Red Lobster continues to refuse to join the seafood boycott. As the world's largest customer of Canada's seafood, they could stop the hunt in a few days time.
Darden linked to lawmaker's improper trips
Tamara Lytle Washington Bureau Chief |
Posted October 19, 2005
WASHINGTON -- Darden Restaurants of Orlando has helped bankroll a foundation that improperly treated a powerful congressman to trips abroad, according to a report released Tuesday by the Center for Public Integrity.
Darden gave $574,000 to the International Foundation for the Conservation of Natural Resources from 2000 to 2004 -- about one-third of the nonprofit group's donations, according to a study of tax records by CPI and the radio group American Public Media.
The foundation has defended Darden on its Web site against protests from animal-rights groups. Those groups, such as the Humane Society of the United States, are angry that the Orlando restaurant chain hasn't boycotted Canadian seafood to draw attention to the clubbing of baby seals there. Darden owns Red Lobster and Olive Garden.
Nathan DeVault, a spokesman for Darden, said the company was surprised by the allegations. "While we don't currently contribute to this organization, we have provided contributions for educational efforts on international environmental isues in the past," DeVault said.

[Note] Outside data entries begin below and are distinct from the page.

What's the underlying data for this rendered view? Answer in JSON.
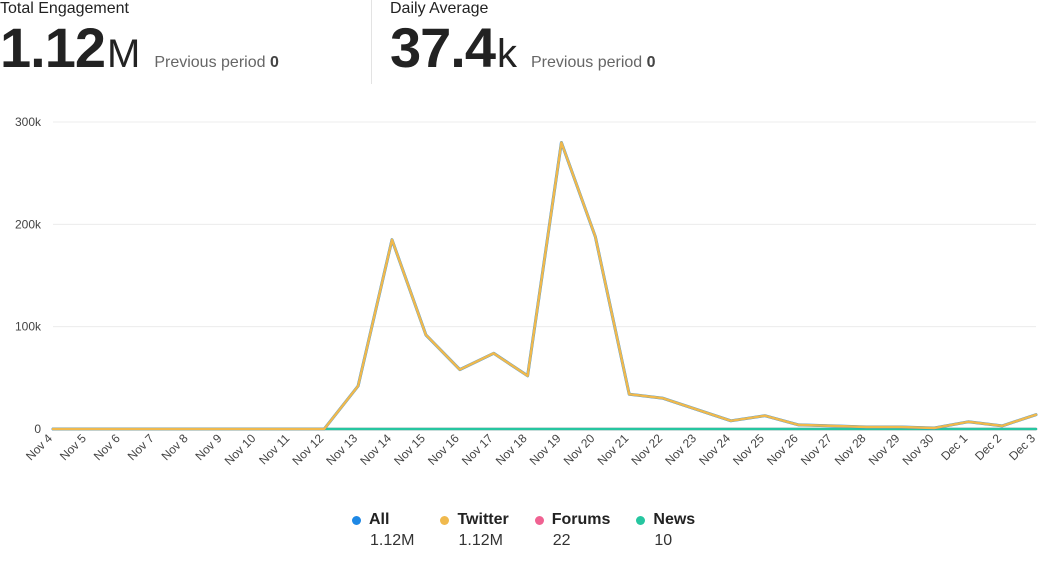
{
  "total": {
    "label": "Total Engagement",
    "value": "1.12",
    "unit": "M",
    "prev_label": "Previous period",
    "prev_value": "0"
  },
  "daily": {
    "label": "Daily Average",
    "value": "37.4",
    "unit": "k",
    "prev_label": "Previous period",
    "prev_value": "0"
  },
  "legend": [
    {
      "name": "All",
      "value": "1.12M",
      "color": "#1e88e5"
    },
    {
      "name": "Twitter",
      "value": "1.12M",
      "color": "#f0b94d"
    },
    {
      "name": "Forums",
      "value": "22",
      "color": "#f06292"
    },
    {
      "name": "News",
      "value": "10",
      "color": "#26c6a0"
    }
  ],
  "chart_data": {
    "type": "line",
    "categories": [
      "Nov 4",
      "Nov 5",
      "Nov 6",
      "Nov 7",
      "Nov 8",
      "Nov 9",
      "Nov 10",
      "Nov 11",
      "Nov 12",
      "Nov 13",
      "Nov 14",
      "Nov 15",
      "Nov 16",
      "Nov 17",
      "Nov 18",
      "Nov 19",
      "Nov 20",
      "Nov 21",
      "Nov 22",
      "Nov 23",
      "Nov 24",
      "Nov 25",
      "Nov 26",
      "Nov 27",
      "Nov 28",
      "Nov 29",
      "Nov 30",
      "Dec 1",
      "Dec 2",
      "Dec 3"
    ],
    "series": [
      {
        "name": "All",
        "color": "#1e88e5",
        "values": [
          0,
          0,
          0,
          0,
          0,
          0,
          0,
          0,
          0,
          42000,
          185000,
          92000,
          58000,
          74000,
          52000,
          280000,
          188000,
          34000,
          30000,
          19000,
          8000,
          13000,
          4000,
          3000,
          2000,
          2000,
          1000,
          7000,
          3000,
          14000
        ]
      },
      {
        "name": "Twitter",
        "color": "#f0b94d",
        "values": [
          0,
          0,
          0,
          0,
          0,
          0,
          0,
          0,
          0,
          42000,
          185000,
          92000,
          58000,
          74000,
          52000,
          280000,
          188000,
          34000,
          30000,
          19000,
          8000,
          13000,
          4000,
          3000,
          2000,
          2000,
          1000,
          7000,
          3000,
          14000
        ]
      },
      {
        "name": "Forums",
        "color": "#f06292",
        "values": [
          0,
          0,
          0,
          0,
          0,
          0,
          0,
          0,
          0,
          0,
          0,
          0,
          0,
          0,
          0,
          0,
          0,
          0,
          0,
          0,
          0,
          0,
          0,
          0,
          0,
          0,
          0,
          0,
          0,
          0
        ]
      },
      {
        "name": "News",
        "color": "#26c6a0",
        "values": [
          0,
          0,
          0,
          0,
          0,
          0,
          0,
          0,
          0,
          0,
          0,
          0,
          0,
          0,
          0,
          0,
          0,
          0,
          0,
          0,
          0,
          0,
          0,
          0,
          0,
          0,
          0,
          0,
          0,
          0
        ]
      }
    ],
    "y_ticks": [
      "0",
      "100k",
      "200k",
      "300k"
    ],
    "y_tick_values": [
      0,
      100000,
      200000,
      300000
    ],
    "ylim": [
      0,
      300000
    ],
    "grid": true,
    "legend_position": "bottom"
  }
}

Rep. Richard Pombo, R-Calif., chairman of the House Resources Committee, took two trips paid for by the foundation -- to New Zealand with his wife and to Japan with an aide -- at a total cost of more than $23,000, the report showed. Environmentalists complain that Pombo is trying to ruin the Endangered Species Act in a bill that would make major changes to long-held protections.
Most nonprofit groups are allowed to pay for international travel of lawmakers. But the IFCNR is a private foundation, so it falls under different rules that bar tax-exempt gifts of international travel to government officials.
According to CPI, neither Pombo nor IFCNR apparently paid taxes on the trip, which could open them to IRS penalties.
Brian Kennedy, spokesman for Pombo, said his boss will pay the taxes if they are owed. "This is the first he or any of his staff members have ever heard about this part of the tax code," Kennedy said.